The pair married and had two children. 

Because there's nothing more romantic and endearing than having someone steal your skin and nail it to the wall. It's only logical that you'd totally want to jump the bones of the guy who would do that, even if you had never seen him before and didn't know his ass from Adam.

 Really, now.

As soon as the elder son got to know that his mother was a wolf, he said to her, "Mamma! Mamma! I have heard that you are a wolf." 

....and who did he hear this from? I'm pretty sure the soldier wouldn't want anyone to know that he got hitched to a she-wolf. That sort of thing usually doesn't fly with the relatives.

His mother replied, "What nonsense are you talking! How can you say that I am a wolf?" 

"Well, there was that time you slaughtered all our chickens with your teeth while running around on all fours, and the howling at the moon at ungodly hours, and your particular method of personal grooming-"

Though I gotta give the mom credit for at least trying here. Obviously he didn't hear about it from her.

The father of the two children went one day into the field to plow, and his son said, "Papa, let me, too, go with you." 

I'm all about plowing today!

His father said, "Come." 

Not going to say it, not going to say it, NOT GOING TO SAY IT....

When they had come to the field, the son asked his father, "Papa, is it true that our mother is a wolf?"

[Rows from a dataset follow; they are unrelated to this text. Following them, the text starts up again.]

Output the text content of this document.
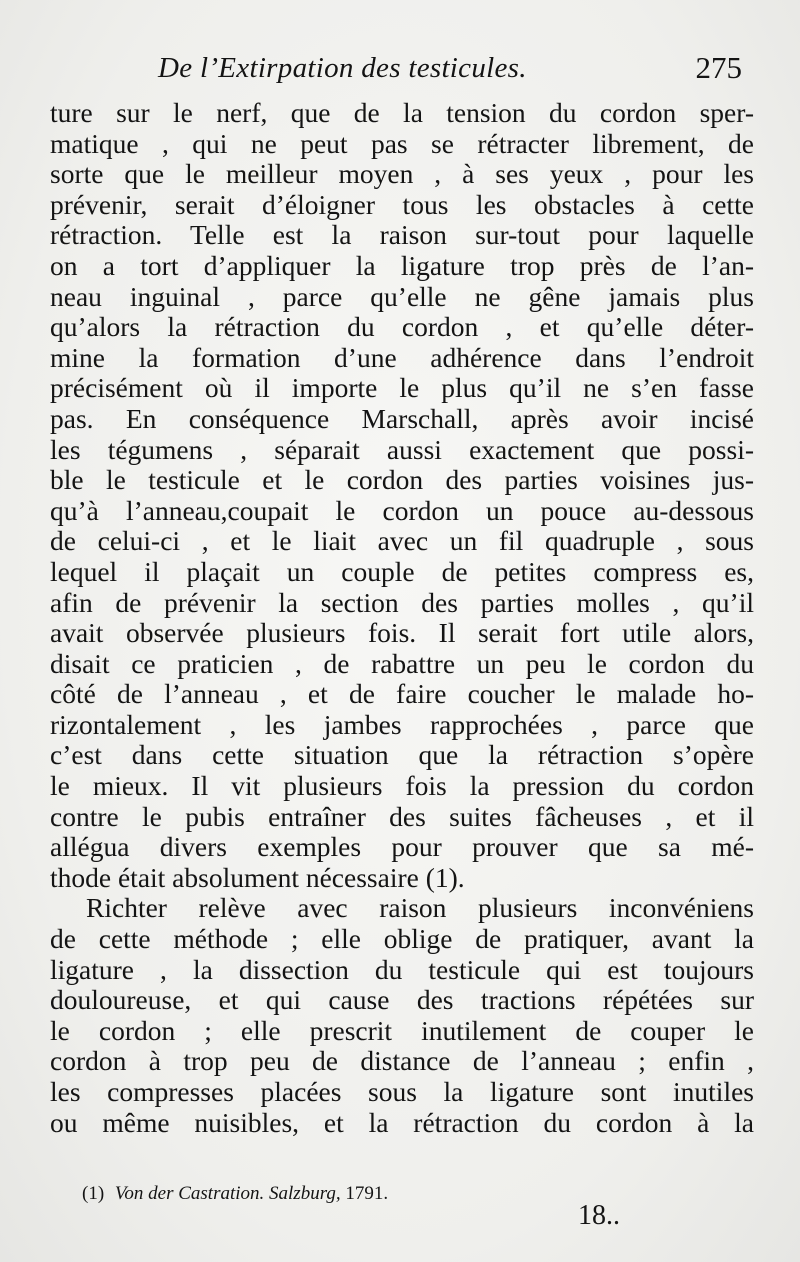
De l’Extirpation des testicules.	275
ture sur le nerf, que de la tension du cordon sper-
matique , qui ne peut pas se rétracter librement, de
sorte que le meilleur moyen , à ses yeux , pour les
prévenir, serait d’éloigner tous les obstacles à cette
rétraction. Telle est la raison sur-tout pour laquelle
on a tort d’appliquer la ligature trop près de l’an-
neau inguinal , parce qu’elle ne gêne jamais plus
qu’alors la rétraction du cordon , et qu’elle déter-
mine la formation d’une adhérence dans l’endroit
précisément où il importe le plus qu’il ne s’en fasse
pas. En conséquence Marschall, après avoir incisé
les tégumens , séparait aussi exactement que possi-
ble le testicule et le cordon des parties voisines jus-
qu’à l’anneau,coupait le cordon un pouce au-dessous
de celui-ci , et le liait avec un fil quadruple , sous
lequel il plaçait un couple de petites compress es,
afin de prévenir la section des parties molles , qu’il
avait observée plusieurs fois. Il serait fort utile alors,
disait ce praticien , de rabattre un peu le cordon du
côté de l’anneau , et de faire coucher le malade ho-
rizontalement , les jambes rapprochées , parce que
c’est dans cette situation que la rétraction s’opère
le mieux. Il vit plusieurs fois la pression du cordon
contre le pubis entraîner des suites fâcheuses , et il
allégua divers exemples pour prouver que sa mé-
thode était absolument nécessaire (1).
Richter relève avec raison plusieurs inconvéniens
de cette méthode ; elle oblige de pratiquer, avant la
ligature , la dissection du testicule qui est toujours
douloureuse, et qui cause des tractions répétées sur
le cordon ; elle prescrit inutilement de couper le
cordon à trop peu de distance de l’anneau ; enfin ,
les compresses placées sous la ligature sont inutiles
ou même nuisibles, et la rétraction du cordon à la
(1) Von der Castration. Salzburg, 1791.
18..
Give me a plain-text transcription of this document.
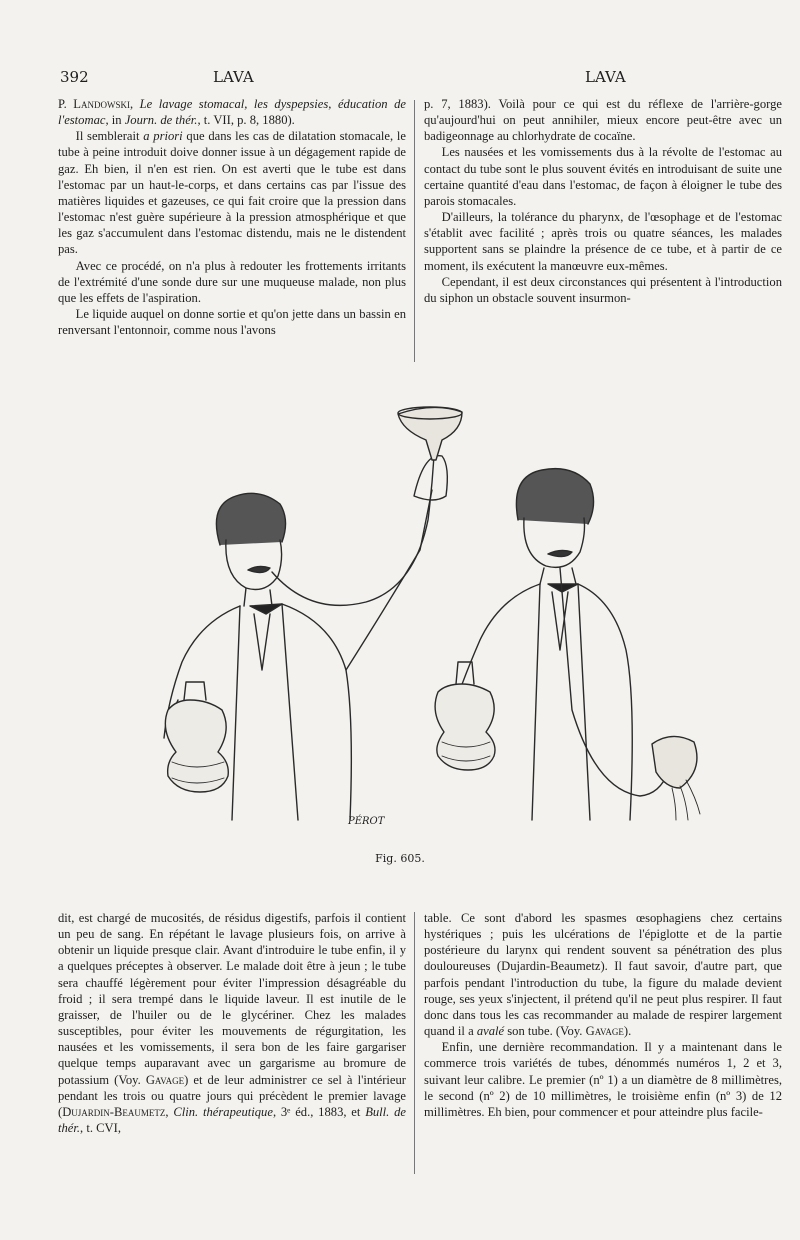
392	LAVA	LAVA

P. Landowski, Le lavage stomacal, les dyspepsies, éducation de l'estomac, in Journ. de thér., t. VII, p. 8, 1880).

Il semblerait a priori que dans les cas de dilatation stomacale, le tube à peine introduit doive donner issue à un dégagement rapide de gaz. Eh bien, il n'en est rien. On est averti que le tube est dans l'estomac par un haut-le-corps, et dans certains cas par l'issue des matières liquides et gazeuses, ce qui fait croire que la pression dans l'estomac n'est guère supérieure à la pression atmosphérique et que les gaz s'accumulent dans l'estomac distendu, mais ne le distendent pas.

Avec ce procédé, on n'a plus à redouter les frottements irritants de l'extrémité d'une sonde dure sur une muqueuse malade, non plus que les effets de l'aspiration.

Le liquide auquel on donne sortie et qu'on jette dans un bassin en renversant l'entonnoir, comme nous l'avons

p. 7, 1883). Voilà pour ce qui est du réflexe de l'arrière-gorge qu'aujourd'hui on peut annihiler, mieux encore peut-être avec un badigeonnage au chlorhydrate de cocaïne.

Les nausées et les vomissements dus à la révolte de l'estomac au contact du tube sont le plus souvent évités en introduisant de suite une certaine quantité d'eau dans l'estomac, de façon à éloigner le tube des parois stomacales.

D'ailleurs, la tolérance du pharynx, de l'œsophage et de l'estomac s'établit avec facilité ; après trois ou quatre séances, les malades supportent sans se plaindre la présence de ce tube, et à partir de ce moment, ils exécutent la manœuvre eux-mêmes.

Cependant, il est deux circonstances qui présentent à l'introduction du siphon un obstacle souvent insurmon-

PÉROT
Fig. 605.

dit, est chargé de mucosités, de résidus digestifs, parfois il contient un peu de sang. En répétant le lavage plusieurs fois, on arrive à obtenir un liquide presque clair. Avant d'introduire le tube enfin, il y a quelques préceptes à observer. Le malade doit être à jeun ; le tube sera chauffé légèrement pour éviter l'impression désagréable du froid ; il sera trempé dans le liquide laveur. Il est inutile de le graisser, de l'huiler ou de le glycériner. Chez les malades susceptibles, pour éviter les mouvements de régurgitation, les nausées et les vomissements, il sera bon de les faire gargariser quelque temps auparavant avec un gargarisme au bromure de potassium (Voy. Gavage) et de leur administrer ce sel à l'intérieur pendant les trois ou quatre jours qui précèdent le premier lavage (Dujardin-Beaumetz, Clin. thérapeutique, 3ᵉ éd., 1883, et Bull. de thér., t. CVI,

table. Ce sont d'abord les spasmes œsophagiens chez certains hystériques ; puis les ulcérations de l'épiglotte et de la partie postérieure du larynx qui rendent souvent sa pénétration des plus douloureuses (Dujardin-Beaumetz). Il faut savoir, d'autre part, que parfois pendant l'introduction du tube, la figure du malade devient rouge, ses yeux s'injectent, il prétend qu'il ne peut plus respirer. Il faut donc dans tous les cas recommander au malade de respirer largement quand il a avalé son tube. (Voy. Gavage).

Enfin, une dernière recommandation. Il y a maintenant dans le commerce trois variétés de tubes, dénommés numéros 1, 2 et 3, suivant leur calibre. Le premier (nº 1) a un diamètre de 8 millimètres, le second (nº 2) de 10 millimètres, le troisième enfin (nº 3) de 12 millimètres. Eh bien, pour commencer et pour atteindre plus facile-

The father said, "It is." 

...Why would you tell your kid that? Would it be so hard to just say; "What? A wolf? Kid, does she look like a wolf to you?"
"But the things with the chicken and the-"
"She's just a free spirit."
"But what about the raw deer and how she cleans herse-"

The son inquired, "And where is her skin?" 

His father said, "There it is, on the mill-wheel." 

Wait, it's been there this whole time? Long enough for you two to get married and have two children and one of those children to get old enough to start asking questions like that? Good grief, either that thing's rotted to a state of gross, or it's got some pretty nice preservation spells on it. Either way if it hasn't been washed this whole time it's gotta reek.

No sooner had the son got home, than he said at once to his mother, "Mamma! Mamma! You are a wolf! I know where your skin is." 

And the prize for 'Weirdest thing to hear from your kid' goes to...

His mother asked him, "Where is my skin?" 

He said, "There, on the mill-wheel." 

"I was wondering why our bread tasted funny..."

His mother said to him, "Thank you, sonny, for rescuing me." Then she went away, and was never heard from again.

Parental abandonment for the win! Seriously, no tearful goodbye or explanation that she just can't stay or anything? She's just like, "Later, suckas! Dinner's in the fridge, you'd better make it last!"

Because wolves are totally known for ditching their kids.

This one's a typical animal bride tale-they usually have to do with something that allows the bride to transform, usually the skin which is shed, and a man taking that away from them and forcing them to marry them. There is almost always a child born, sometimes more than one, who discovers their mother's true nature and returns her skin to her, whether by getting it and physically handing it over or simply telling them where it is. The mother takes her true form again, and either gives a tearful farewell, takes their child who is half of whatever they are and thus belongs in their world, or simply runs off without a backwards glance. Sometimes the father is killed. Occasionally he's the one who grants the female her freedom again. Sometimes she even falls in love with them, or cares so much for her child/children that she destroys whatever it is that ties her to her original self, such as in the story "The Prince and the Tortoise" in which the tortoise burns her shell so that she might never be tempted to return to her old self. They follow the same basic formula, but depending on a few changes in the story can have very different morals. So, read into that, and the story itself, what you will.